2.7.  Principal component analysis  
The principal component analysis used the expectation–maximization (EM) algorithm presented in Tagare et al. (2015 ▸) with the following minor modifications. Firstly, in contrast to Tagare et al. (2015 ▸), the images were not Wiener filtered, nor was the projected mean subtracted from the images; instead, the CTF of each image was incorporated into the projection operator of that image and a variable contrast was allowed for the mean volume in each image. The extent of the variable contrast was determined by the principal component EM algorithm. Secondly, the mean volume was projected along each projection direction and an image mask was constructed with a liberal soft margin to allow for heterogeneity. The different masks thus created, with one mask per projection direction, were applied to the images and the masked images were used as data. This step corresponds to imposing a form of sparsity on the data, which is known to improve the estimation of principal components in high-dimensional spaces (Johnstone & Paul, 2018 ▸). All images were downsampled by a factor of two to improve the signal-to-noise ratio and to speed up processing. Finally, during each EM iteration, the principal components were low-pass filtered with a very broad filter whose pass band extended to 4 Å. This helped with the convergence of the algorithm without significantly limiting the principal component resolution.
As part of the EM iteration, the algorithm in Tagare et al. (2015 ▸) conveniently estimates the expected amount by which each principal component is present in each image (this is the term E[z_j] in equation 15 of Tagare et al., 2015 ▸). Fig. 3(b) shows a scatter plot of E[z_j].
It is interesting to note that in the algorithm of Tagare et al. (2015 ▸) the latent variables (representing the contributions of the principal components to each particle) are marginalized. Because of this marginalization, the number of unknown parameters that need to be estimated (the principal components and variances) is fixed and does not change with the number of particles.

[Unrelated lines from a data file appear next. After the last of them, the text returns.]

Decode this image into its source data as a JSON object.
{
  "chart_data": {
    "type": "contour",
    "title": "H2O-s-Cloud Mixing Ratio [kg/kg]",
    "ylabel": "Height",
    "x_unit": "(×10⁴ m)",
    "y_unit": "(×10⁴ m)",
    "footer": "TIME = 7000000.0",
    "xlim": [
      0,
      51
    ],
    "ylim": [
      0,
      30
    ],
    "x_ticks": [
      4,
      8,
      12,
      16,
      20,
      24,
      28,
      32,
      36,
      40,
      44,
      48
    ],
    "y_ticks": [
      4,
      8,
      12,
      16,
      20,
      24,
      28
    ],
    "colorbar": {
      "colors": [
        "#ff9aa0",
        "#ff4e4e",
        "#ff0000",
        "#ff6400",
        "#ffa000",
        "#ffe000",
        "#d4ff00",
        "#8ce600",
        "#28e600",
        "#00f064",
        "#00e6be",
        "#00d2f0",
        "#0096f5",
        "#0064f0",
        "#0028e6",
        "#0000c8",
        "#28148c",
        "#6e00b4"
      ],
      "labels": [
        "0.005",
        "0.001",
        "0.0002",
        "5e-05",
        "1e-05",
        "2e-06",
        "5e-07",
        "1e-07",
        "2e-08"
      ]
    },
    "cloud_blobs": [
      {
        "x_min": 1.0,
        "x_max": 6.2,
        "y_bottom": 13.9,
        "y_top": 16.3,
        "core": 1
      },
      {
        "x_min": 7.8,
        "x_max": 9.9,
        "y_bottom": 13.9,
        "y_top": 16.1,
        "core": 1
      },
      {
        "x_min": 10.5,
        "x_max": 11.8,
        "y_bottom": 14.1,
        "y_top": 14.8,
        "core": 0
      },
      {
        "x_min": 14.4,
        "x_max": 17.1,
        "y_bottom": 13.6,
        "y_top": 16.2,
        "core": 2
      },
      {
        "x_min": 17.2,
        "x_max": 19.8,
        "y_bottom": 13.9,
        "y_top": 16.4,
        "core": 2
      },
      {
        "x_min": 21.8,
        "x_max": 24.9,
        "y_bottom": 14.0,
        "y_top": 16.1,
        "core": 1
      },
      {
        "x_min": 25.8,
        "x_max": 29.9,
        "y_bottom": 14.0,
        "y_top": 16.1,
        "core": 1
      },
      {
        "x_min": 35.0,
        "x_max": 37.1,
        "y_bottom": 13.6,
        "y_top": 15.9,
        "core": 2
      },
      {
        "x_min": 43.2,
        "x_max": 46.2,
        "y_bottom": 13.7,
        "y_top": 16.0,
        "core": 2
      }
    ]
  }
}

We have found this feature to be very valuable for relatively small sets of images (say 100 000 images), which is the case in our work, in order to prevent the number of parameters to be estimated growing with the number of particles. Statistically speaking, nonmarginalization is known to be a problem when there are few particles, where the estimates can be unreliable. Since the method developed by Tagare and coworkers does not suffer from this, we chose this method.